No “pé da calçada” do armazém do nosso pai, havia algumas barracas que vendiam refeições. O cardápio era sempre o mesmo: picado (sarapatel), arroz mole e carne de bode guisada, tudo com muito colorau e gordura. O cheiro da comida invadia as nossas narinas, mas nunca provamos o gosto. Os feirantes almoçavam nessas barracas, e tomavam ponche de maracujá, com pedaços de gelo em barra, que vinha de fora, em caixotes, e cobertos com “pó de serra”, para não derreter. Nova-Cruz ainda não tinha energia elétrica nem água encanada.
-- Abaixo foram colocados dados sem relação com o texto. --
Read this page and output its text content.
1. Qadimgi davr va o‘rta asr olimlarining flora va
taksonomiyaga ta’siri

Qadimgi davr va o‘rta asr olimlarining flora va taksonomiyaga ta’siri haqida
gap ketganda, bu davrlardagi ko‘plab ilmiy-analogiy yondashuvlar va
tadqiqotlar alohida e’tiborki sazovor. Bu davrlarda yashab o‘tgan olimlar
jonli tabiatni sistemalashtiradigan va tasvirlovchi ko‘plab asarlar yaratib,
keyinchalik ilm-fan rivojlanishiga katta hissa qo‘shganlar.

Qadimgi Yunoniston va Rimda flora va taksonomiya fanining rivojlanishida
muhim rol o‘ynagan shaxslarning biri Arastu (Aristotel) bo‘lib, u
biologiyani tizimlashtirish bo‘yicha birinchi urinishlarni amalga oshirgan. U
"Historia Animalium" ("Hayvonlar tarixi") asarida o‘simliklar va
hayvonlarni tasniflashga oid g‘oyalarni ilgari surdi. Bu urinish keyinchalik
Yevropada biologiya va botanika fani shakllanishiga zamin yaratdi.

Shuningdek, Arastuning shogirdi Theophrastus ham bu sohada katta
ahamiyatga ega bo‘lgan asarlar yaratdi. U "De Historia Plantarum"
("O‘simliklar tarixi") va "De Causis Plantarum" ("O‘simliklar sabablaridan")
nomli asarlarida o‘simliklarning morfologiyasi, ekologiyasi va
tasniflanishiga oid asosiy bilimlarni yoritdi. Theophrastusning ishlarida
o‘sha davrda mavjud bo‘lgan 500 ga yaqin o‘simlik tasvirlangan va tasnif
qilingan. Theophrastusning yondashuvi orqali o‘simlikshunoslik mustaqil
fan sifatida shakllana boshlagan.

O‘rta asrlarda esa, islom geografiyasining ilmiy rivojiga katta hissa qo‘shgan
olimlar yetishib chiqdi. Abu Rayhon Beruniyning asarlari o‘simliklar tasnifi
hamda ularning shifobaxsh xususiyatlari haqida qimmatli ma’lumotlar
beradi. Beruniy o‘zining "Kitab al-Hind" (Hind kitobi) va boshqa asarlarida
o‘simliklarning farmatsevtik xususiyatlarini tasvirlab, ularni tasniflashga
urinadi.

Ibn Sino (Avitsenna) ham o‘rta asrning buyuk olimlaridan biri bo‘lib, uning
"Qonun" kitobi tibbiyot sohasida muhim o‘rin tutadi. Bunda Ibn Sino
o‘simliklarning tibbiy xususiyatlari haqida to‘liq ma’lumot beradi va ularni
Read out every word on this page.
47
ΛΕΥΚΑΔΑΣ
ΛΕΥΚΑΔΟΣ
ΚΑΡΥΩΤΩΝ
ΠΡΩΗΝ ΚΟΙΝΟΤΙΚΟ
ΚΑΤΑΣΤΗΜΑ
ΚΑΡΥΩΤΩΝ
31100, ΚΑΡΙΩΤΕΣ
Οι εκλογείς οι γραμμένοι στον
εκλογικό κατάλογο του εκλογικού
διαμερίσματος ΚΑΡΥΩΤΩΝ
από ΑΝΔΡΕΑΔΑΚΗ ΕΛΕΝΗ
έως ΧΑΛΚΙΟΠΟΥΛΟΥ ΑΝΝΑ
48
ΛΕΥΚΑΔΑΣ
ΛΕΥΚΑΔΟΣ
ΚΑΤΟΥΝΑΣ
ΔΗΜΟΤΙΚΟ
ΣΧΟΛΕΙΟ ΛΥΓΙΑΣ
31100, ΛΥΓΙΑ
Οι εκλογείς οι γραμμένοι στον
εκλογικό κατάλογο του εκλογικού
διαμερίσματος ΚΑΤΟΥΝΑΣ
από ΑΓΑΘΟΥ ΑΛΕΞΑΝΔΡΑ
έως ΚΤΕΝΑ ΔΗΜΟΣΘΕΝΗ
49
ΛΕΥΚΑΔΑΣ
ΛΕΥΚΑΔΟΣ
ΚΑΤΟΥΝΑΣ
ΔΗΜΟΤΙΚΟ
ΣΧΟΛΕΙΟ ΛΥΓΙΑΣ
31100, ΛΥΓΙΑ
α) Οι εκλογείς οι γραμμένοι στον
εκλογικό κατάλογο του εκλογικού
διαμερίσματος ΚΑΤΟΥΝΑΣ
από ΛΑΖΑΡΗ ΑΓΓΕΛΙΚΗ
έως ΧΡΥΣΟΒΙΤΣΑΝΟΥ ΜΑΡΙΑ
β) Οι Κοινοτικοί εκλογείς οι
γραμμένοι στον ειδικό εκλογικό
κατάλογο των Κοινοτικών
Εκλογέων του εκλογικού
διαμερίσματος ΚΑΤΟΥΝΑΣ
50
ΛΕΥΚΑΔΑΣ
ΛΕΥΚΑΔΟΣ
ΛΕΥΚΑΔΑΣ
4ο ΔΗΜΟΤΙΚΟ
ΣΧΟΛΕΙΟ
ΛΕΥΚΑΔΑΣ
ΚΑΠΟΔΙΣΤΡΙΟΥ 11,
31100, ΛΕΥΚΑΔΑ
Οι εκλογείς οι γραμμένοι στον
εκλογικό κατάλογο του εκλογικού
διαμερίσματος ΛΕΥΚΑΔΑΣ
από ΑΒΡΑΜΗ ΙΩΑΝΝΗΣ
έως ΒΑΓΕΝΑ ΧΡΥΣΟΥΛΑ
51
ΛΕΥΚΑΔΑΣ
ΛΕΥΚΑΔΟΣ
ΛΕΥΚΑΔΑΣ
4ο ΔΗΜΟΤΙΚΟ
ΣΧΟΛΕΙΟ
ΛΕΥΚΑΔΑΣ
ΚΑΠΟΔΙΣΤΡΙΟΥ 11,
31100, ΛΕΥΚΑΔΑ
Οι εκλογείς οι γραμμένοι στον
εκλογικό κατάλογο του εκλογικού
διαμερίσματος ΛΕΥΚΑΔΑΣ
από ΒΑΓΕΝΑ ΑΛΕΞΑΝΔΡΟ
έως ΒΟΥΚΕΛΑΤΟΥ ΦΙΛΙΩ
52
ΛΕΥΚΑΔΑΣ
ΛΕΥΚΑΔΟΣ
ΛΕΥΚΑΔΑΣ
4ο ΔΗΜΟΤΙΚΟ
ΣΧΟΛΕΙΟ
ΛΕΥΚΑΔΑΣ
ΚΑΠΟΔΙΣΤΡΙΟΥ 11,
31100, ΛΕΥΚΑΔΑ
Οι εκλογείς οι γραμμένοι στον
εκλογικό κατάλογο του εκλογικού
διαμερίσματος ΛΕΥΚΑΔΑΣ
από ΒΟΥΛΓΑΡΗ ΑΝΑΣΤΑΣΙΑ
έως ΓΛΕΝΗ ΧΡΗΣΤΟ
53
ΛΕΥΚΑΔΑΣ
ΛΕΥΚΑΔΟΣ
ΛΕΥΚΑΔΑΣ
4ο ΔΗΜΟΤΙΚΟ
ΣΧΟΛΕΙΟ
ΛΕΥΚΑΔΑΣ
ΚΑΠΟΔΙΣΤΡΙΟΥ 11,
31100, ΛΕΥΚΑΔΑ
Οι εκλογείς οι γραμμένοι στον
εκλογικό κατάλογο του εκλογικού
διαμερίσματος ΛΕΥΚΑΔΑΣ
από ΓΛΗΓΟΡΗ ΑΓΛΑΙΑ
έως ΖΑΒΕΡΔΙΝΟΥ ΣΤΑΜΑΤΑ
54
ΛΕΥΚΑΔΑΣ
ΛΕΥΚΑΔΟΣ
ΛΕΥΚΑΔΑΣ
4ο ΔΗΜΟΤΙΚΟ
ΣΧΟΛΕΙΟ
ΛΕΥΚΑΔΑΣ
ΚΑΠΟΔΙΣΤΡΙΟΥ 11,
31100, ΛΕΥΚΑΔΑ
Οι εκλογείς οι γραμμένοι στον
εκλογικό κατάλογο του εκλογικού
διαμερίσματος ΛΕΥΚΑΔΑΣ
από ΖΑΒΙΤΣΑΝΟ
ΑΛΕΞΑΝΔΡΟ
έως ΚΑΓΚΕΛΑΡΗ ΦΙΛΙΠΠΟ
Nessas barracas também havia bolo branco (hoje o nome é bolo da moça), broa, soda, doce americano (geleia de coco) e cocorote.
Outro espetáculo hilário, que também havia na feira, precisamente na calçada do armazém do nosso pai, era o desafio estabelecido entre os cegos que ali pediam esmolas. Eles disputavam o ponto e se agrediam mutuamente, com insultos, às vezes engraçadíssimos. Sempre tentavam comover o povo, pedindo esmolas com suas cantigas monótonas, invocando nomes de santos e santas. Geralmente, os cegos pediam esmolas improvisando cantigas e se acompanhando com precários instrumentos musicais, feitos artesanalmente, como pandeiro, ganzá, triângulo e reco-reco.
As cantigas de cegos, antigamente, eram verdadeiras manifestações da cultura popular, sem influência de rádio e, muito menos, de televisão. Pediam esmolas e agradeciam sempre cantando, desejando felicidade às pessoas e falando sempre em Jesus, Nossa Senhora e Santa Luzia, a protetora dos olhos.
A inteligência, um dom nato, fazia com que eles procurassem emocionar os transeuntes, mostrando-se infelizes e desejando o bem àqueles que lhes davam esmolas.
Havia uma cega, Dona Zefa, que, há anos, pedia esmolas na feira, fazendo ponto na calçada do armazém do nosso pai. Uma vez por outra, ela entrava em choque com qualquer outro cego que quisesse ocupar o seu espaço.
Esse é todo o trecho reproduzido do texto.